An FDA inspection of CardioMEMS, Inc. from November 15-30, 2011, revealed serious violations of 21 CFR Part 812 (Investigational Device Exemptions) and Part 50 (Protection of Human Subjects) concerning their CHAMPION clinical study (IDE G060187) for the CardioMEMS HF Pressure Measurement System. The inspection aimed to ensure compliance and data validity.
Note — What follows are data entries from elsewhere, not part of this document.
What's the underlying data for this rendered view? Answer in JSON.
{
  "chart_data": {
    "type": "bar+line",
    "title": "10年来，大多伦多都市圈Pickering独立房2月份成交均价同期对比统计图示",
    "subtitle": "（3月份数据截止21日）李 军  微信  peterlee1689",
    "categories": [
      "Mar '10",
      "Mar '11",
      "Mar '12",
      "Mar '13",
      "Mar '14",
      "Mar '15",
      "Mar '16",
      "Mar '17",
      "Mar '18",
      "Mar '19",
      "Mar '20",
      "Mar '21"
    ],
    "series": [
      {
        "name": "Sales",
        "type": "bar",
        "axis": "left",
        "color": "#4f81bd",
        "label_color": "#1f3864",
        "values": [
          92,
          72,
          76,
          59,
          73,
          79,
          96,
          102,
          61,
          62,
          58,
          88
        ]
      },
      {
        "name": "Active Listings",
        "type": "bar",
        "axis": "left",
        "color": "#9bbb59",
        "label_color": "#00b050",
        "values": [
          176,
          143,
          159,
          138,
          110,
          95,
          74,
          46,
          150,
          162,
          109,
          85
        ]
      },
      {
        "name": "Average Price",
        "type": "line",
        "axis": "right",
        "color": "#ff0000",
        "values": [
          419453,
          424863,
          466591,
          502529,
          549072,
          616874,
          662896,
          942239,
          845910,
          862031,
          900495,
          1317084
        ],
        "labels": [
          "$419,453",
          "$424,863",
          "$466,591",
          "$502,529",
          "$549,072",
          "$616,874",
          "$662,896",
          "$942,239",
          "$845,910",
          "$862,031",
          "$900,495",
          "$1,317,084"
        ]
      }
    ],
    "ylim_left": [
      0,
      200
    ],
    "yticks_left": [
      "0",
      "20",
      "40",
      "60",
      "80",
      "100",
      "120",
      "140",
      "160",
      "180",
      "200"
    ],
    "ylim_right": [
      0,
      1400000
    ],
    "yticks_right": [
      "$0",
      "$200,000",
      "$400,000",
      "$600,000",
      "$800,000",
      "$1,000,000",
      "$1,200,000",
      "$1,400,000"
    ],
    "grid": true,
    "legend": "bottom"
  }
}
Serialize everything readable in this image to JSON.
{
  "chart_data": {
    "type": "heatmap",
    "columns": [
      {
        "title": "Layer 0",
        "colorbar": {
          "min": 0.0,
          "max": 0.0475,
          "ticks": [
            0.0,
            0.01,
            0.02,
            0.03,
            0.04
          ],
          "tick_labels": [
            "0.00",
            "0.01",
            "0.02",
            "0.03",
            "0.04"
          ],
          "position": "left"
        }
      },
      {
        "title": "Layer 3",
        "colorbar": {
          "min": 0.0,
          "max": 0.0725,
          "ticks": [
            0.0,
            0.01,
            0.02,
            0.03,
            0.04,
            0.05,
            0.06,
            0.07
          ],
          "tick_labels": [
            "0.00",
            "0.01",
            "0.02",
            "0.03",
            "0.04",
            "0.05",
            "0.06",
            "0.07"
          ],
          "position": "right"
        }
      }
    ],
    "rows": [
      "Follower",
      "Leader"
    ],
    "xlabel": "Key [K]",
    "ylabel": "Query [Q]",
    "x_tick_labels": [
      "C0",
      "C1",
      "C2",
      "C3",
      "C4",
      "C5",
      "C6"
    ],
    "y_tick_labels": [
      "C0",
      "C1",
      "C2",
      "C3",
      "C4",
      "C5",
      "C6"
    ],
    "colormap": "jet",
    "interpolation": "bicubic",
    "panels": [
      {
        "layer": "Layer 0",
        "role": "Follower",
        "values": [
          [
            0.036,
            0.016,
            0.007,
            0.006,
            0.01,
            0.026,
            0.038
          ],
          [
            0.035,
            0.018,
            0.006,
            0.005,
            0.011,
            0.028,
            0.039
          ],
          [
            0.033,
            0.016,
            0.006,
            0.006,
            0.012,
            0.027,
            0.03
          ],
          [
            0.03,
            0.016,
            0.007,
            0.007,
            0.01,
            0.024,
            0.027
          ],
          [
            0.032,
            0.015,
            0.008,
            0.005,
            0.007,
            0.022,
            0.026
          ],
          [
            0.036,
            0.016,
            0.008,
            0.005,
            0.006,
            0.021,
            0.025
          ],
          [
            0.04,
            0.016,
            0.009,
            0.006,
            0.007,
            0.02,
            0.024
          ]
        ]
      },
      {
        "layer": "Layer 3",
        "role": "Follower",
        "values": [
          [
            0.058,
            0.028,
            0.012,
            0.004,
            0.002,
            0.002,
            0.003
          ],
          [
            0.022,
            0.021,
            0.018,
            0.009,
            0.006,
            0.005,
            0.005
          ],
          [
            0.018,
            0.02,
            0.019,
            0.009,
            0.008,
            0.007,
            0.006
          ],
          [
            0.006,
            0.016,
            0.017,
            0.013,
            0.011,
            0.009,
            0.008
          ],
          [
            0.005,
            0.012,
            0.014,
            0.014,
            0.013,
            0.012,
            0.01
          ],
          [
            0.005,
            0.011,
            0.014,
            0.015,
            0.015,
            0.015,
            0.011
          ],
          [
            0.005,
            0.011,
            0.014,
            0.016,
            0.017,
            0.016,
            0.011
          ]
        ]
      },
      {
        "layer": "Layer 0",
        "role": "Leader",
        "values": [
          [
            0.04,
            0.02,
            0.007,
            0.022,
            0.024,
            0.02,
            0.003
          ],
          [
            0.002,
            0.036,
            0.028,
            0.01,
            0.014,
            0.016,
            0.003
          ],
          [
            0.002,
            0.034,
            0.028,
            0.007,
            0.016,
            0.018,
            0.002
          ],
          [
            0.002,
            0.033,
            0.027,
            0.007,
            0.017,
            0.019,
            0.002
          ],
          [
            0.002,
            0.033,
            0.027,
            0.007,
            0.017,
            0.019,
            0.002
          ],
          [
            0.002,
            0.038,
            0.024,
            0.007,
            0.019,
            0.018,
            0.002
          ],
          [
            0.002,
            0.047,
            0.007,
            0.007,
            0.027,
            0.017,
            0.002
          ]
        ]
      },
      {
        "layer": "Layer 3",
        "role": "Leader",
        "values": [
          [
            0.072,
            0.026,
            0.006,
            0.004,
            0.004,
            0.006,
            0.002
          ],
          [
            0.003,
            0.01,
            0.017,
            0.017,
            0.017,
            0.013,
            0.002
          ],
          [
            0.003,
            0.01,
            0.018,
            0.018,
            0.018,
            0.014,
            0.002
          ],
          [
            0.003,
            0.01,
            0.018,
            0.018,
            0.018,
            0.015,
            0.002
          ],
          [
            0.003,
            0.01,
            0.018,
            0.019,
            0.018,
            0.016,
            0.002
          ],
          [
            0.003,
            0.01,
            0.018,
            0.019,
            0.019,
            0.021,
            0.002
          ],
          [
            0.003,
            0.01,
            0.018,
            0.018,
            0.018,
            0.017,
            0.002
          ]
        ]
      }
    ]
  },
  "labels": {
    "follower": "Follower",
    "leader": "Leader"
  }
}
Key violations include: 1) Failure to submit an accurate investigational plan and protocol (21 CFR 812.20(b)(2), 812.25(b)), as the firm made clinical recommendations to investigators not detailed in the approved protocol, compromising study validity and results. 2) Failure to maintain accurate, complete, and current correspondence records (21 CFR 812.140(b)(1)), evidenced by discrepancies in emails to FDA and an altered Device Return Form, raising concerns about data integrity and subject safety. 3) Failure to provide investigators with necessary information (21 CFR 812.40), as the firm evaluated a study subject at its facility without informing the clinical investigator or obtaining IRB review. 4) Failure to include a complete description of procedures in the informed consent (21 CFR 50.25(a)(1)), specifically omitting the firm's clinical recommendations to investigators. These deficiencies raise significant questions about the reliability of effectiveness data for PMA P100045 and the safety/effectiveness of the device without the firm's intervention. CardioMEMS must provide documentation of corrective actions, including projected completion dates and a monitoring plan, within 15 working days to prevent further regulatory action.